The input is a set of 28 parameter values.

The output we're trying to estimate consists of the shape of 432 periodic functions (i.e. value of 432 different functions along the circumference of a circle). We know that the output is uniquely determined by the 28 input values; there's no noise.

For example, here is one of these periodic functions. For this example, it's only sampled with 12 points (though in production we will be sampling it more finely, perhaps 36 points around a circle).

enter image description here

My current neural network Keras implementation is:

  • Input layer: 28 units (one per input parameter)
  • One hidden layer: fully connected, 1000 units
  • Output layer: fully connected, 432 periodic functions × 12 samples = 5184 units

As illustrated above, this works okay (even before optimizing hyperparameters).

But I'm concerned that with these fully-connected layers, I'm treating the 5184 outputs as unrelated numbers, completely disjointed from one another. In reality, there's some spatial relationship between the 12 samples describing each of the 432 underlying functions in the output. But I'm just throwing this spatial information away.
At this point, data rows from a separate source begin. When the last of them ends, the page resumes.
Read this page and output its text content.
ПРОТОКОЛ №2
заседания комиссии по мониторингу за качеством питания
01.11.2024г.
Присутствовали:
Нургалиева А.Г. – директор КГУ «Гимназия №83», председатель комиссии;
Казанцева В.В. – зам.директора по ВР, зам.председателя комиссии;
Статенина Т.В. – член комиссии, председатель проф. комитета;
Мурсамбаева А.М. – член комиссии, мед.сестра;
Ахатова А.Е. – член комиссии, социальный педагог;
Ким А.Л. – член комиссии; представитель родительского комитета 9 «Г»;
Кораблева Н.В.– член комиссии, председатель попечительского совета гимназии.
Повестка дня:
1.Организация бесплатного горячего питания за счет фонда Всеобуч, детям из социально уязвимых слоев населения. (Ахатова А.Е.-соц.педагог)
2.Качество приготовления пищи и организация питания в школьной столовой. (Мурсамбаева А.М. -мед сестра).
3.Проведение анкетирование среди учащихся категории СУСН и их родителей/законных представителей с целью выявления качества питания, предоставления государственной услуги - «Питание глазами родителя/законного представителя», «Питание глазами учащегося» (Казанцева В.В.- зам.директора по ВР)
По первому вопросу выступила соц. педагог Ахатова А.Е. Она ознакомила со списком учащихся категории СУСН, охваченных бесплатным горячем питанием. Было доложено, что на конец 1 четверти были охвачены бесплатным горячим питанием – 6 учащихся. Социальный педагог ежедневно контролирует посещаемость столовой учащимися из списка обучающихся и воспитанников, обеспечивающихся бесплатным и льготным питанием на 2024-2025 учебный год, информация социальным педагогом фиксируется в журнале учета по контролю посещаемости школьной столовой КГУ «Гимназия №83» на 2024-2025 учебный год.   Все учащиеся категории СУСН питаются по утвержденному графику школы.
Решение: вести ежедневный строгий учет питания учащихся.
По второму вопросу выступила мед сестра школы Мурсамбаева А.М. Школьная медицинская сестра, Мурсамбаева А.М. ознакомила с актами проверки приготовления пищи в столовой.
Is there another kind of layer which could take advantage of this spatial relationship, and thus lend itself better to this kind of regression?

If I were going the other way round, i.e. from spatial information to distinct values, I would consider convolution layers (perhaps with a periodic boundary). But what about this reverse case?

  • $\begingroup$ Have you tried a periodic transformation of the inputs? $\endgroup$
    – Paul
    Commented Nov 16, 2017 at 17:27

1 Answer 1


Rather than trying to predict each value explicitly, you could pick a parametric function that you think might be expressive enough to describe your target function (for example, a polynomial of order 6), and get your network to learn the parameters of that polynomial that give you a minimum loss. This is basically polynomial regression. Since your function is periodic you might use a more cycle-based basis set, like linear combinations of sine waves.

For example:

1) Input data to the network 2) output a set of values that you treat as parameters to your function 3) for each target point, compare it to the predicted value from your function 4) calculate a loss (like mean squared error) based on the difference between the function predictions and the targets.

Using a function will (1) restrict the space of possible outputs, and (2) make nearby outputs be self-similar.